Nuclear Museum Logo
Nuclear Museum Logo

National Museum of Nuclear Science & History

K-25 Plant

The K-25 Plant in Oak Ridge used the gaseous diffusion process to enrich uranium.

Gaseous Diffusion Process

The K-25 plant was an enormously ambitious and risky undertaking. A mile-long, U-shaped building, the K-25 plant was the world’s largest roofed building at the time. British scientists working on the “tube alloy,” code for the atomic bomb project, first advocated the gaseous diffusion method in March 1941.  Because of the Nazi bombing of England, any production plants had to be located elsewhere.

Columbia University’s John R. Dunning and Eugene Booth began working in 1941 on the gaseous diffusion process. The goal was to separate the isotopes of U-235 from U-238 by turning uranium metal into uranium hexaflouride gas and pumping it through a barrier material that had millions of microscopic holes.

Developing an effective barrier material was the greatest challenge. Columbia University’s SAM Labs, Kellex, and Union Carbide all pursued major programs addressing this very difficult problem, and all contributed to its final solution.  General Groves ordered construction to begin and the plant was one-third complete before a solution was found.

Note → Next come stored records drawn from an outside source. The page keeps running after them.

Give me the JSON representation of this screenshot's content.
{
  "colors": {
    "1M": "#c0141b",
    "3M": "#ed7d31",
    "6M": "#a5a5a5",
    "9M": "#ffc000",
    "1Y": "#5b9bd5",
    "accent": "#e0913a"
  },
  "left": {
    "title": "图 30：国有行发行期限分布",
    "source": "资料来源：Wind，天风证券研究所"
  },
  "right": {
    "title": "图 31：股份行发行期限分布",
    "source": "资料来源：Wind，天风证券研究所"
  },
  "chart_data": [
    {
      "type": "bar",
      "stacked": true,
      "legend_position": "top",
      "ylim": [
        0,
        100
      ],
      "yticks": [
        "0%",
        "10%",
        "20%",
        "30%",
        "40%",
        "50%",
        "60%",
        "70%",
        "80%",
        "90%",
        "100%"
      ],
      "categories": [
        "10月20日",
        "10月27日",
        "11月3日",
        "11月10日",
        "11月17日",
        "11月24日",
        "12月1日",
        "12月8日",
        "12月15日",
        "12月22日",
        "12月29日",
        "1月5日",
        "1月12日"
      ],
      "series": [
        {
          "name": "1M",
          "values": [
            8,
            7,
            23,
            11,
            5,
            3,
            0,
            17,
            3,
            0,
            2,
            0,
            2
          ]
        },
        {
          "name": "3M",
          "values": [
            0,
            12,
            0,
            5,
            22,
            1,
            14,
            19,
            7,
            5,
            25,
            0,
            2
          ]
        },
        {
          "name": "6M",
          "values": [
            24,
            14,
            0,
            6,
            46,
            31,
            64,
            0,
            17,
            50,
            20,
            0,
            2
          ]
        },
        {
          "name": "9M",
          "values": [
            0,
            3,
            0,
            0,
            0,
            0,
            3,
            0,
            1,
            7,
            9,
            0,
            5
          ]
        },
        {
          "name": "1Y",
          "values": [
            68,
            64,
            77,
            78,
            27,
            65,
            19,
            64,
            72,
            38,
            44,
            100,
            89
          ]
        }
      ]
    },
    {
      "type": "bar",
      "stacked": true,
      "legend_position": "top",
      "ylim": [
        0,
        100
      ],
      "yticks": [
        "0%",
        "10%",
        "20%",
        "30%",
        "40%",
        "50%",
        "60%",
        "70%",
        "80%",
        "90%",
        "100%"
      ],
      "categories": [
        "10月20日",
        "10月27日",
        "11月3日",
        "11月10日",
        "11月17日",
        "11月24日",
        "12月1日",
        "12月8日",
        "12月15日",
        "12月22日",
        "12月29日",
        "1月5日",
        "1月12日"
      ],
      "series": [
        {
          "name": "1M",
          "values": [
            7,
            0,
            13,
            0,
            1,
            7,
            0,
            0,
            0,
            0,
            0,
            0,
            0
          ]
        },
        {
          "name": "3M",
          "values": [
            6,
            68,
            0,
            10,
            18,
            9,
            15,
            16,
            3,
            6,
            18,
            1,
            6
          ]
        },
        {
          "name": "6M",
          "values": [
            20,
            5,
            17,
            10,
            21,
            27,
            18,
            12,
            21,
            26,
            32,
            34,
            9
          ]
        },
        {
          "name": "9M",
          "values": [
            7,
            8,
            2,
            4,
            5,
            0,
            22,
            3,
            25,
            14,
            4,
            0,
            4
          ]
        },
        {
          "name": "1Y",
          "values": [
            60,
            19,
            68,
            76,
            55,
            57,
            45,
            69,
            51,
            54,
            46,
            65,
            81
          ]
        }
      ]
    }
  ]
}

Building a Mile-Long Plant

K-25 cost $512 million to build, or $6.5 billion in 2010 dollars. The mile-long, U-shaped plant covered forty-four acres, was four stories high and up to 400 feet wide. Engineers developed special coatings for the hundreds of miles of pipes and equipment to withstand the corrosive uranium hexaflouride gas that would pass through the plant’s 3,000 repetitive diffusion stages (together making up a cascade).  

The entire process was hermetically sealed like a thermos bottle, as any moisture could cause a violent reaction with the uranium hexafluoride.  Even minute pinhole leaks and contamination from fingerprints were major concerns. A special leak detector was invented and every component of the entire system underwent a “cleanliness control” procedure before it was installed.  

After the War

The K-25 plant was more reliable and efficient than anyone predicted. After the war, the K-25 was expanded with the K-27, K-29, K-31 and K-33 plants built as additional stages of the process.  The plants produced the majority of the U-235 for the Cold War arsenal. The K-25 plant was the first large-scale fully automated factory in history.  Because of the complexity and size of the plant, 9,000 employees working in three shifts were needed to monitor its operations.  

Until 1985, K-25 produced fuel for civilian nuclear power reactors around the world.  In addition, K-25 developed a commercially competitive gas centrifuge technology.  K-25’s innovative technologies served the nation in World War II and the Cold War with great distinction.